The rest of the story:

One Mom reported that her child did pass out May Baskets to neighbors on May 1st … and they were happy later that day to view her neighbors post on Facebook accompanied by a picture of her child’s May Basket, saying “wondering who did this nice deed!” 

 

Go Light Your World

For second quarter our Children’s Sabbath School is focusing on “Go Light Your World”.  For Easter weekend everyone wrote favorite Bible scriptures on Jesus’ resurrection and then attached these scriptures to balloons.  The balloons were then released. 

He Is Risen

Our church embraced the theme, “He is Risen” during Easter weekend, April 15.  A special appreciation to our Choir Director, Charito Pattichot, who coordinated and directed an outstanding musical program. The selection of songs had not only lovely arrangements but were also rich with meaningful lyrics telling the story of Jesus' triumphant entry to Jerusalem, His feelings of isolation in Gethsemane, Mary's grief when witnessing the death of her Son, the sorrow of Jesus' followers when they laid Him in the tomb, and the culmination of Jesus resurrection and the gift it is to all!

Nancy Cowin did an outstanding job as pianist.  The church also enjoyed pieces that featured the children’s choir and instrumental accompaniment of the guitar, violin, cello and drum.   Pastor David Klinedinst did an excellent job reading the narration that took the church through the Easter story. Following the service refreshments and a lovely luncheon were provided.

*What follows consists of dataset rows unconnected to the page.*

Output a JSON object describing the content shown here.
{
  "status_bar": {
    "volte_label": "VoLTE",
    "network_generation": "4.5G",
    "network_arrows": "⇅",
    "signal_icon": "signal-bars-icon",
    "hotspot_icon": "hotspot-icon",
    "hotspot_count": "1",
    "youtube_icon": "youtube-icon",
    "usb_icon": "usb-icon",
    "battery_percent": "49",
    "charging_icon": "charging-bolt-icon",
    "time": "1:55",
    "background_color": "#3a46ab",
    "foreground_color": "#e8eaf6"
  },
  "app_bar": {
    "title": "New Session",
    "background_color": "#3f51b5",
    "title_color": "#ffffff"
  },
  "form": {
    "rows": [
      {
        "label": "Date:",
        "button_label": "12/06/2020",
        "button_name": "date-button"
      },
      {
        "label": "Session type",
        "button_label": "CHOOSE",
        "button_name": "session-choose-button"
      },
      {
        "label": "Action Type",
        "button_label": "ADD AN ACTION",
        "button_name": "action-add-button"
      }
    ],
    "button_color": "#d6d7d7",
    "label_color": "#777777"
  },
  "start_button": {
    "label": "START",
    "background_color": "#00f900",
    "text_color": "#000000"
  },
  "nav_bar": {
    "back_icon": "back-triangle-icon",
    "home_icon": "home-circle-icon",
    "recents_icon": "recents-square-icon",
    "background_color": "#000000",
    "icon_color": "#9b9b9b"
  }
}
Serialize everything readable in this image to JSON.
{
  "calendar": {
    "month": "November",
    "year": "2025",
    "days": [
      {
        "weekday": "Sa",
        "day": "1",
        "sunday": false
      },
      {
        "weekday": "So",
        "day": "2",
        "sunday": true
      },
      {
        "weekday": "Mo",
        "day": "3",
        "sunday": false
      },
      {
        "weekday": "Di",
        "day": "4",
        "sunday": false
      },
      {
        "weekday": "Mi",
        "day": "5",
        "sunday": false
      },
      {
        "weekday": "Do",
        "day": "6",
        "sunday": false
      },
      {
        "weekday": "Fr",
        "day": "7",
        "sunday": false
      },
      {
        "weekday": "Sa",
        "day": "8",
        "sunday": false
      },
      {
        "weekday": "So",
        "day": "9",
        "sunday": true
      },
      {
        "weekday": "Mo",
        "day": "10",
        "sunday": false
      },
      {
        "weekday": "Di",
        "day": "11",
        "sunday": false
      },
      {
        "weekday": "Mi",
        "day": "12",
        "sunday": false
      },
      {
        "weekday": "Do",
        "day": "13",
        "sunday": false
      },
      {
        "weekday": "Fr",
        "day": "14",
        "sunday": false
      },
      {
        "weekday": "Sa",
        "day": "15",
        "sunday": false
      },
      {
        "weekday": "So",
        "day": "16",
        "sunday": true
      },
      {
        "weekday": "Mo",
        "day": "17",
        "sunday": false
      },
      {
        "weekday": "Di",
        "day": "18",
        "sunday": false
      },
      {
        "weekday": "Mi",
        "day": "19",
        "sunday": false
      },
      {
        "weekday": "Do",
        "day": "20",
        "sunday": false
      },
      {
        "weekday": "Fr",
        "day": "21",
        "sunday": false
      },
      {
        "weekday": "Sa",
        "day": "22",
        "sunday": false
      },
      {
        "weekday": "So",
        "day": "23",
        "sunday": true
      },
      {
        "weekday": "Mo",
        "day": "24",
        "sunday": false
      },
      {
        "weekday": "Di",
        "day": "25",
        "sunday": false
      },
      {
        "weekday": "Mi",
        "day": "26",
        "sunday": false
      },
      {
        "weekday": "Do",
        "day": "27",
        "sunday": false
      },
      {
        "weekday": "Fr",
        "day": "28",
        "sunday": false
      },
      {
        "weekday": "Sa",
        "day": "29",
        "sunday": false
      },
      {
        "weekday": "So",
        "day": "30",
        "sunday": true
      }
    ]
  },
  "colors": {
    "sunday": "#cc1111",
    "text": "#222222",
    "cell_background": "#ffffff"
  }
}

Mission Focus: West Central Africa

Second Quarter 2017

Come visit the Children’s Sabbath School wing and check out the two Mission Bulletin Boards!  

The Mission focus for second quarter is West Central Africa.  One feature of the display is colorful flags.  Test your skill at identifying which flag is for which country.  

Lauris White has been creating beautiful mission displays for the children’s mission offerings.  This quarter she crocheted, in 3D, four adorable animals of Africa; a crocodile, an elephant, a monkey and a lion.  Lauris’ display also tells where the mission offering goes to for this quarter.  Children are given stones to place in the collection jar in exchange for any offering brought to their class.  The Blue stones are for the Beginner & Kindergarten Classes, Red stones are for Primary, Yellow stones are for Juniors and green stones are for the Teen & Youth Classes.

LOVE!

Our Sabbath School Leaders are continuing to have individual class time as usual but are also coordinating their programs with a THEME for all the children’s classes.  This theme is emphasized in individual classes and also during a time when all classes come together for a devotional, activities and a song. 

First quarter’s Children’s Sabbath School theme is LOVE!  Three aspects of LOVE is our focus:

  • Jesus’ love for us
  • Our love for Jesus
  • Our love for each other

Our theme song is the familiar and much loved song “Jesus Loves Me”.  There is a message on the Children’s Division hallway wall that says:  “I Love Jesus because…” then below these words is a growing number of paper hearts… the hearts are attached by the students as they fill in their answer to that question.  Then, at the close of our time together everyone lines up for an activity demonstrating love for each other -  a group hand shake that snakes down the hallway and has everyone in smiles and laughter.